Computer Science and Artificial Intelligence Laboratory, MIT, Cambridge, MA, USA.
Max Delbruck Center for Molecular Medicine, -Buch, Berlin, Germany.
BMC Genomics. 2018 Feb 20;19(1):154. doi: 10.1186/s12864-018-4540-1.
RNA-binding proteins (RBPs) play vital roles in many processes in the cell. Different RBPs bind RNA with different sequence and structure specificities. While sequence specificities for a large set of 205 RBPs have been reported through the RNAcompete compendium, structure specificities are known for only a small fraction. The main limitation lies in the design of the RNAcompete technology, which tests RBP binding against unstructured RNA probes, making it difficult to infer structural preferences from these data. We recently developed RCK, an algorithm to infer sequence and structural binding models from RNAcompete data. The set of binding models enables, for the first time, a large-scale assessment of RNA structure in the RBPome.
We re-validate and uncover the role of RNA structure in the RPBome through novel analysis of the largest-scale dataset to date. First, we show that RNA structure exists in presumably unstructured RNA probes and that its variability is correlated with RNA-binding. Second, we examine the structural binding preferences of RBPs and discover an overall preference to bind RNA loops. Third, we significantly improve protein-binding prediction using RNA structure, both in vitro and in vivo. Lastly, we demonstrate that RNA structural binding preferences can be inferred for new proteins from solely their amino acid content.
By counter-intuitively demonstrating through our analysis that we can predict both the RNA structure of and RBP binding to these putatively unstructured RNAs, we transform a compendium of RNA-binding proteins into a valuable resource for structure-based binding models. We uncover the important role RNA structure plays in protein-RNA interaction for hundreds of RNA-binding proteins.
RNA 结合蛋白(RBPs)在细胞的许多过程中发挥着重要作用。不同的 RBPs 以不同的序列和结构特异性结合 RNA。虽然通过 RNAcompete 汇编报告了大量 205 个 RBP 的序列特异性,但仅知道一小部分的结构特异性。主要的限制在于 RNAcompete 技术的设计,它针对无结构的 RNA 探针测试 RBP 结合,因此很难从这些数据中推断出结构偏好。我们最近开发了 RCK,这是一种从 RNAcompete 数据推断序列和结构结合模型的算法。这些结合模型集首次能够大规模评估 RBP 组中的 RNA 结构。
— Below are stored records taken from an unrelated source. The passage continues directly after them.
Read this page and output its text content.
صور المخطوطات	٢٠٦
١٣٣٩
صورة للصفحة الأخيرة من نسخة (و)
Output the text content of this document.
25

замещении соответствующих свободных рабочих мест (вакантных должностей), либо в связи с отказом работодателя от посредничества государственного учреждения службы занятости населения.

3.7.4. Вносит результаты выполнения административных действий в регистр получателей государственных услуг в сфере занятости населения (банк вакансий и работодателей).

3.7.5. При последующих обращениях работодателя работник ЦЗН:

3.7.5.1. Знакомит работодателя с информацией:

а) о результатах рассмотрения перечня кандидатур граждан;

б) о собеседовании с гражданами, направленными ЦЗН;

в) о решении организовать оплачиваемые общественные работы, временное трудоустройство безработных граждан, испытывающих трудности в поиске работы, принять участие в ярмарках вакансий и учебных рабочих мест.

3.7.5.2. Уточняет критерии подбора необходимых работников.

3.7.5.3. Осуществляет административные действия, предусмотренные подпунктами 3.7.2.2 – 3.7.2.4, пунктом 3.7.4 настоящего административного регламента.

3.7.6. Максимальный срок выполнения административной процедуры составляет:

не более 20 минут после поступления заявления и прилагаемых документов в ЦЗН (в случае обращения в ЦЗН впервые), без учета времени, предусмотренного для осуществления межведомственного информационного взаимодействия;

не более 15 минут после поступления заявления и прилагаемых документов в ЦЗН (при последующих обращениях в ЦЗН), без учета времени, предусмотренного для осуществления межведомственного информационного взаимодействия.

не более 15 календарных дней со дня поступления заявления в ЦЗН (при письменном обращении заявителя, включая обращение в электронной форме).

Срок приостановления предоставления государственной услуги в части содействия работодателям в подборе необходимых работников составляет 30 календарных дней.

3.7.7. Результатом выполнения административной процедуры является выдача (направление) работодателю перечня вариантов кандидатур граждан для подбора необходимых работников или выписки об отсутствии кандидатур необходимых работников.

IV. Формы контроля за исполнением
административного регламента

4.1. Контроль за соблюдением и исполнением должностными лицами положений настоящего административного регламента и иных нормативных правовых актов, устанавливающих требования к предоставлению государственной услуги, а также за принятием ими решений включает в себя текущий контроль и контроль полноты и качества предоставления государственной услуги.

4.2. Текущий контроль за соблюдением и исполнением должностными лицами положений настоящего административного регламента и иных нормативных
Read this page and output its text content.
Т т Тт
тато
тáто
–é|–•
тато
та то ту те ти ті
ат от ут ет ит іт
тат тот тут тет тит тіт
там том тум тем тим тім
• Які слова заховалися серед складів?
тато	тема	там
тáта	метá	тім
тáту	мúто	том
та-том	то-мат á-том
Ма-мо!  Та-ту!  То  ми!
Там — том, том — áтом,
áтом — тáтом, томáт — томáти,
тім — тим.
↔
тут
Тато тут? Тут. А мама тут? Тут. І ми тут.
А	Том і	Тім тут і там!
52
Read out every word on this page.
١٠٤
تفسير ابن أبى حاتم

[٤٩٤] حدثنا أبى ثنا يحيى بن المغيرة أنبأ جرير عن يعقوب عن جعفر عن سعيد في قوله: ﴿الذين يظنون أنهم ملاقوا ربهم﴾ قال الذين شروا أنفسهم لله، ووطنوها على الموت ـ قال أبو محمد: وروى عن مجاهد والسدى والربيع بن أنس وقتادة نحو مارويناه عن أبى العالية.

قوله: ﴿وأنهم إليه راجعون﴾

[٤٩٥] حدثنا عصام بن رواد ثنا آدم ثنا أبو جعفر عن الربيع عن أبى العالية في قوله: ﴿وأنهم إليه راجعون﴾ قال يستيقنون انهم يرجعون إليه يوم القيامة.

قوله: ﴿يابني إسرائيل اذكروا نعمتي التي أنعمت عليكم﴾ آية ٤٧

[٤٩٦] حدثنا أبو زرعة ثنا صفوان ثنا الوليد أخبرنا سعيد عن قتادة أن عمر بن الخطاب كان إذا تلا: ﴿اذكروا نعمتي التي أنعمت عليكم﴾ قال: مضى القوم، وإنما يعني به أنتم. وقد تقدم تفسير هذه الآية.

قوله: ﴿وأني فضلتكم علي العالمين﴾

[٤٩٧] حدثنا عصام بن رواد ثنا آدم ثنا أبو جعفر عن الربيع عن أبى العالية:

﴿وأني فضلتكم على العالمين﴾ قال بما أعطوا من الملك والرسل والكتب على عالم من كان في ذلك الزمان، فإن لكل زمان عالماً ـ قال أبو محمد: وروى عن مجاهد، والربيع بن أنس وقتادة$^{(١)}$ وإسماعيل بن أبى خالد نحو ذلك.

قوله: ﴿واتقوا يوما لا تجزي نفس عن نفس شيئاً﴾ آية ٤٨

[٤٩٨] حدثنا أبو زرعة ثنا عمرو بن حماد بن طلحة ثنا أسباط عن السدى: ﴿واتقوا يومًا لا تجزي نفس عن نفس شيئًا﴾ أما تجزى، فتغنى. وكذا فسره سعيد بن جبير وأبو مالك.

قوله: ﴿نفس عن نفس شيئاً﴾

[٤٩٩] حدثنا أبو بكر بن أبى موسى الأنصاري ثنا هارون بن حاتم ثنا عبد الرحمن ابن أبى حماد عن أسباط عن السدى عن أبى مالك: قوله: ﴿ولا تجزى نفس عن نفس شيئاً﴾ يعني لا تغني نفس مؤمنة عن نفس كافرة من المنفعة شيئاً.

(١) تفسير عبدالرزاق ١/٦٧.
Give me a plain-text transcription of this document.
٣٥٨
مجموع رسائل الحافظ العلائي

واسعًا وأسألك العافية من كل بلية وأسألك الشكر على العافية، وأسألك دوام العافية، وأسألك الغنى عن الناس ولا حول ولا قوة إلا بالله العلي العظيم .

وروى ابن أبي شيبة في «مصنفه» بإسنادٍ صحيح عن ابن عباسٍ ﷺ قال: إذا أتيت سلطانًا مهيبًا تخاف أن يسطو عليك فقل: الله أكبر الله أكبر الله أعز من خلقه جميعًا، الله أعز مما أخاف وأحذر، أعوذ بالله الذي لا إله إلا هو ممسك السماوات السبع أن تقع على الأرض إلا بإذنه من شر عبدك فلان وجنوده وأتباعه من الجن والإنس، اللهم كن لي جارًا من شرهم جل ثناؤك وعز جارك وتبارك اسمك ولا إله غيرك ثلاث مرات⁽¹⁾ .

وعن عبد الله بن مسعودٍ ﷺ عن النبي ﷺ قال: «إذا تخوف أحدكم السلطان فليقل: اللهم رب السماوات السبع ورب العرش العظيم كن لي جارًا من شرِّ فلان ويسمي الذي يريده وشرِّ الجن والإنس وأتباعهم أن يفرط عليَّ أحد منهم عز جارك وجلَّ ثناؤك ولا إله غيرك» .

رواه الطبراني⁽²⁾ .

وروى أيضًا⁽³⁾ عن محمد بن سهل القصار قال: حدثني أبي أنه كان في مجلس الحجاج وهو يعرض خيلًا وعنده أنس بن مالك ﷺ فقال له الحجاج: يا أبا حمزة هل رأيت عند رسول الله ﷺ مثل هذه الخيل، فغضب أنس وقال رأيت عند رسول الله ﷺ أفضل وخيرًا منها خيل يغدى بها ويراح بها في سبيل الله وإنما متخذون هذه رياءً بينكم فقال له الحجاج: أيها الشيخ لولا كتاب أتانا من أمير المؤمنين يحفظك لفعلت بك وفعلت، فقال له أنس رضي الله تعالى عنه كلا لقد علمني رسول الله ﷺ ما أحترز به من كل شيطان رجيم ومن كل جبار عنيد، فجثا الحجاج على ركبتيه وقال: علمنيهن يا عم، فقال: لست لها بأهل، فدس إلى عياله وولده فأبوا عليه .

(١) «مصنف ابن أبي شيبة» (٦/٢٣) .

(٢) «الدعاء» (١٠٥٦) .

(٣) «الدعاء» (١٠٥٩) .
我们通过对迄今为止最大规模数据集的新分析重新验证并揭示了 RNA 结构在 RBP 组中的作用。首先,我们表明 RNA 结构存在于推测无结构的 RNA 探针中,其可变性与 RNA 结合相关。其次,我们检查了 RBPs 的结构结合偏好,并发现了对 RNA 环的总体偏好。第三,我们通过 RNA 结构显著提高了体外和体内的蛋白质结合预测。最后,我们证明可以仅从氨基酸含量推断新蛋白质的 RNA 结构结合偏好。
通过我们的分析反直觉地表明,我们可以预测这些推测无结构的 RNA 的 RNA 结构和 RBP 结合,我们将 RNA 结合蛋白的汇编转化为基于结构的结合模型的有价值资源。我们揭示了 RNA 结构在数百种 RNA 结合蛋白的蛋白质-RNA 相互作用中所起的重要作用。